All Gram-negative bacteria release small vesicles (20-200 nm) derived from their outer membrane, which enhance fitness by aiding in nutrient acquisition, biofilm formation, and antibiotic stress response. These vesicles are, highly abundant existing in an approximate 1:1 ratio with bacterial cells in the ocean. Despite their ubiquity and numerous functions, the mechanism of vesiculation is very poorly understood. Genetic screens have identified nearly 200 genes which result in hyper- or hypovesiculation phenotypes, obscuring the identification of the pathways which regulate vesiculation. Indeed, vesiculation is an inherently biophysical process, and few methods exist for the quantification of such processes at the single-cell level.
To address this, I am developing a mechanistic, theoretical model for vesiculation. As proof of concept, I computationally solved a preliminary version of this model by minimizing the free energy of the system (Fig. 2A). To precisely measure outer membrane vesiculation dynamics dependence on protein level and outer membrane stiffness, I will use a microscopy assay that I developed for measuring the dynamics of vesiculation at the single-vesicle level (Fig. 2B). This interdisciplinary project will allow strong quantitative predictions with our theoretical model that are borne out through rigorous experimentation.

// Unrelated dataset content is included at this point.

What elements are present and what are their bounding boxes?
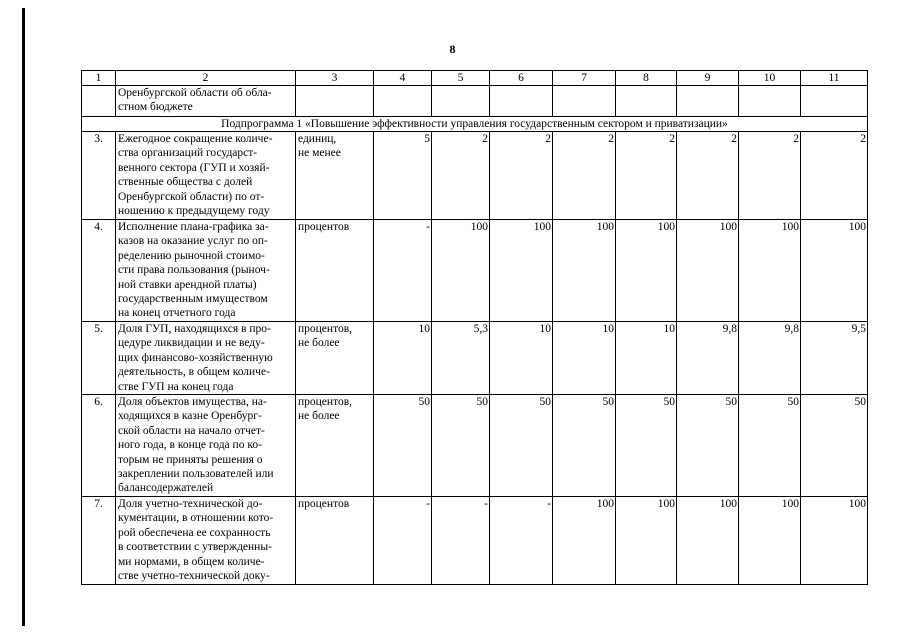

Adhesion Forces in Bacterial Predator-Prey and Prey-Prey Systems
Image of GFP-expressing E. coli adhered to a cantilever
At SUNY New Paltz, I joined the lab of Megan Ferguson, where I investigated the biochemical and physical mechanisms of Bdellovibrio bacteriovorus predation and cell-cell adherence. B. bacteriovorus are small predatory Gram-negative bacteria found in the human gut that prey on other Gram-negative bacteria. B. bacteriovorus predation has interested many microbiologists because this bacterium has been demonstrated to prey on almost every Gram-negative species it is co-cultured with, indicating its potential utility to fight infection rather than using traditional antibiotics. In order to “eat” another bacterial cell, a B. bacteriovorus cell first has to adhere to it. However, it was unclear if adherence was a purely passive process. Indeed, I hypothesized that the magnitude of the adhesion force would depend on active predation by B. bacteriovorus rather than cell-cell contact alone. However, no methods existed for measuring B. bacteriovorus adhesion forces. Thus, to test this hypothesis precisely, my strategy was to use an atomic force microscope (AFM) to measure the adhesion force as a function of the time that the predator and prey were in contact, which is correlated with the probability of predation. I thus developed and optimized an innovative strategy to do so in which I functionalized AFM cantilevers with a cell- adhesive chemical called Cell-Tak, then these cantilevers were submerged in a culture of GFP- expressing E. coli (the prey bacterium). I used a similar protocol to coat glass slides with B. bacteriovorus. I then used AFM to engage the predator-coated slide with the prey-coated cantilever and measured the resulting adhesion forces between the two. I found that initial adhesion forces (after seconds) were greater for control homotypic E. coli-E. coli interactions then for E. coli-B. bacteriovorus ones. However, if I prolonged the interaction time to 5 minutes, E. coli-B. bacteriovorus interactions were stronger. These data supported my hypothesis that B. bacteriovorus increases adhesion upon predation.